To repeat: there is no evidence that New Zealand can employ – and needs to employ – many more graduates in science and technology. Here is the immediate skills shortage list from Immigration NZ:
http://www.immigration.govt.nz/NR/rdonlyres/89185A40-27D3-41F4-84BE-30129920411D/0/Immediateskillshortagelist5December.pdf

And here is a document from the Department of Labour outlining the likely areas of growth in employment opportunities over the next few years:
http://dol.govt.nz/publications/research/growth-employment-opportunities/growth-employment-opportunities_06.asp#_ftn1

What these documents indicate is that yes, there are some shortages and opportunities in science and engineering (not so much in maths and technology) but there are many more opportunities in the service industries – in retail, construction and agriculture, for instance. Many of those “science” jobs require trades certificates, not degrees.

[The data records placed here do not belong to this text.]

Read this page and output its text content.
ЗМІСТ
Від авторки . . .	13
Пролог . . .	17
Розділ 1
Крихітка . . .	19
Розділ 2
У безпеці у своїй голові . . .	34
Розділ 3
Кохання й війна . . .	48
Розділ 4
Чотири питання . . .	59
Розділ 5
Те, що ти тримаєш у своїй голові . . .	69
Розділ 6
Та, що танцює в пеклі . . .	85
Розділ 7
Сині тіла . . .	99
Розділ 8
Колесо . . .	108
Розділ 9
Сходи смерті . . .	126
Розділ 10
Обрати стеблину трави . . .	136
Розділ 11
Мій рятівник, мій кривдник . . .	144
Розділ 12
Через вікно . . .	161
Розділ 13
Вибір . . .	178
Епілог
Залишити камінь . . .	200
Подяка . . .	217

Anecdotally, that rings true. There is some evidence of science and technology jobs for people emerging from polytechnics, particularly for those with trade certificates. However, very few jobs exist for those with post-graduate degrees in science. The problem being, most science and technology jobs are based in either Crown Research Institutes or in universities – both of which are facing funding pressure from government and which therefore, are not hiring. On the face of it, Joyce is talking about shifting the focus of university course funding and fostering careers into areas where – with his other hand – he is limiting the funding required to sustain those careers. It might be different if New Zealand had a tradition of private sector research and development, but it doesn’t. In fact, one of the first acts of the incoming government in 2008 was to scrap the tax incentives that were meant to lift our levels of private sector r&d up closer to the international norm. This chronic failure of the New Zealand private sector to invest in r&d helps to explain why there is so much pressure from government on public sector institutions, for them to do private sector research. To that extent, CRIs and universities are being turned into providers of corporate welfare.

The government knows all this. Last year, 560 scientists signed an open letter to government decrying the dearth of career openings in New Zealand (and the minimal state support) for post-graduates in science. As things stand –if Joyce has his way – people will be being educated for jobs that do not exist while others will have their funding cut because they are studying subjects that the government has chosen to sacrifice, in order to increase the numbers of science and maths graduates that it has no capacity to employ.

In sum, it is hard to see how Joyce’s plans will do anything other than hasten the brain drain overseas. Politically, such plans also provide young voters with a festering source of resentment, and an excellent reason to vote against the government to which Joyce belongs. For a return of only “up to $60-70 million” at most, it hardly seems worth the trouble.